Ich ging ein paar Schritte näher zu der Menschengruppe und fragte einen Mann, der noch ziemlich gefasst aussah:

"Entschuldigung, aber... Was ist hier passiert?"

Der Mann sah mich mit hellblauen Augen an. "Ein junger Mann hat Selbstmord begangen."

Auf einmal traten aus dem Haus zwei Polizisten, direkt hinter ihnen Sanitäter, die eine mit einer Decke abgedeckte Person - der junge Mann- auf ihrer Trage davontrugen. Man hörte ein lautes Schluchzen von der Frau.

Ich drehte mich um und wollte das Szenario verlassen, als ich spürte, wie jemand mich am Arm festhielt. Schauer lief mir eiskalt den Rücken hinunter, denn die Hand war eiskalt, kälter als die eines Toten.

Ich wendete mich langsam der Person zu, die mich festhielt, und erkannte den Mann, den ich vorhin angesprochen hatte.

"Nimm das hier", flüsterte er und drückte mir ein notdürftig in Paketpapier eingewickeltes, viereckiges Etwas in die Hand. Ich nickte, war in dem Moment zu verwirrt, um anderes zu reagieren.

"Nimm das hier, geh nach Hause und... Vergiss das alles nicht... Bitte...", keuchte er.

Ich sah ihn aus großen Augen an, öffnete meinen Mund und schloss ihn wieder. Dann rannte ich einfach los, in Richtung meines Zuhauses. Immer noch spürte ich seine kalte Hand an meinem Arm und ich fing an zu zittern. Was war nur los mit mir? Sonst würde mich doch soetwas nicht so einfach aus der Ruhe bringen!

Vielleicht war es dieser traurige Ausdruck in seinen Augen oder die seltsame Aura, die den Mann umgeben hatte. Vielleicht war es auch beides zusammen.

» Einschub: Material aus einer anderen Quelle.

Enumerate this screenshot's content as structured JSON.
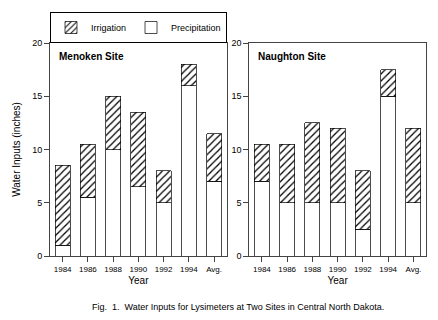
{
  "chart_data": [
    {
      "type": "bar",
      "title": "Menoken Site",
      "xlabel": "Year",
      "ylabel": "Water Inputs (inches)",
      "categories": [
        "1984",
        "1986",
        "1988",
        "1990",
        "1992",
        "1994",
        "Avg."
      ],
      "series": [
        {
          "name": "Precipitation",
          "color": "#ffffff",
          "values": [
            1.0,
            5.5,
            10.0,
            6.5,
            5.0,
            16.0,
            7.0
          ]
        },
        {
          "name": "Irrigation",
          "color": "#ffffff",
          "values": [
            7.5,
            5.0,
            5.0,
            7.0,
            3.0,
            2.0,
            4.5
          ]
        }
      ],
      "stacked": true,
      "ylim": [
        0,
        20
      ],
      "yticks": [
        0,
        5,
        10,
        15,
        20
      ],
      "grid": false,
      "legend": "upper left",
      "annotations": [
        "Fig.  1.  Water Inputs for Lysimeters at Two Sites in Central North Dakota."
      ]
    },
    {
      "type": "bar",
      "title": "Naughton Site",
      "xlabel": "Year",
      "categories": [
        "1984",
        "1986",
        "1988",
        "1990",
        "1992",
        "1994",
        "Avg."
      ],
      "series": [
        {
          "name": "Precipitation",
          "color": "#ffffff",
          "values": [
            7.0,
            5.0,
            5.0,
            5.0,
            2.5,
            15.0,
            5.0
          ]
        },
        {
          "name": "Irrigation",
          "color": "#ffffff",
          "values": [
            3.5,
            5.5,
            7.5,
            7.0,
            5.5,
            2.5,
            7.0
          ]
        }
      ],
      "stacked": true,
      "ylim": [
        0,
        20
      ],
      "yticks": [
        0,
        5,
        10,
        15,
        20
      ],
      "grid": false
    }
  ]
}
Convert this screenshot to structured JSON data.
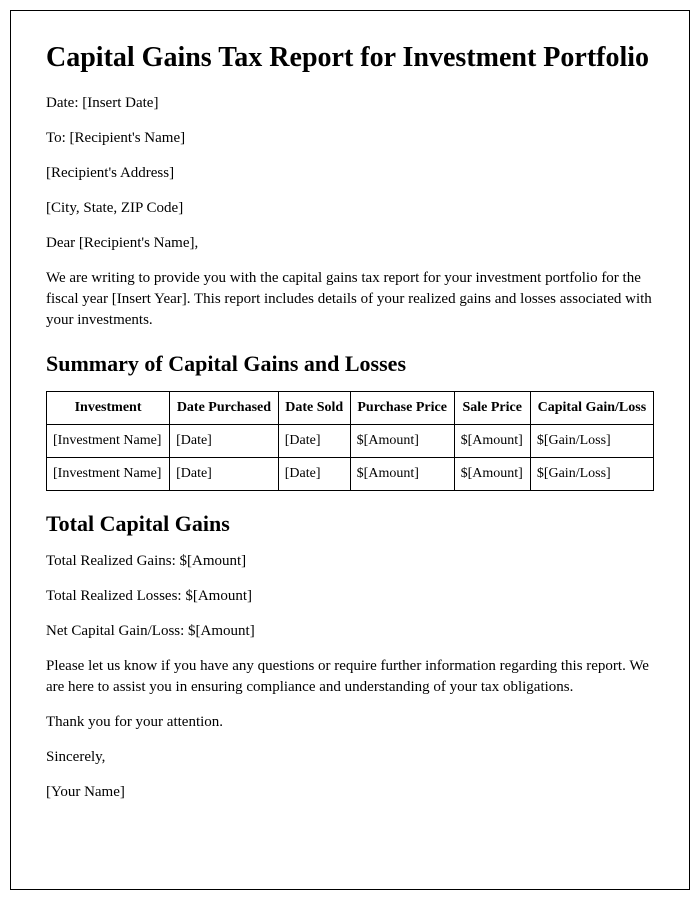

Als ich mein Haus erreicht hatte, steckte ich den Schlüssel ins Schloss und drehte ihn so hastig um, dass ich fast Angst hatte, er würde brechen. Nachdem ich eingetreten war, schlug ich die Tür hinter mir zu und setzte mich einfach, mit dem Rücken an der Tür anlehnend, auf den Boden.

Mein Herz raste, als ich das kleine "Paket" aus meiner Jackentasche nahm und es mit zitternden Händen auspackte.

Und es war... Es ist... eine Pokemon Rote Edition.

Ich sog scharf die Luft ein. Was zum Teufel!? Ich seufzte, stand auf und zog meine Jacke aus.

Naja, ich wollte ja schon immer mal die Rote Edition haben... Wahrscheinlich war der Mann einfach nicht ganz richtig im Kopf und ist herumgelaufen und hat seine Sachen verschenkt... Ja, wahrscheinlich! Und ich hatte so eine Angst... Ich sollte mich schämen, als 22-jähriger so eine Angst zu haben.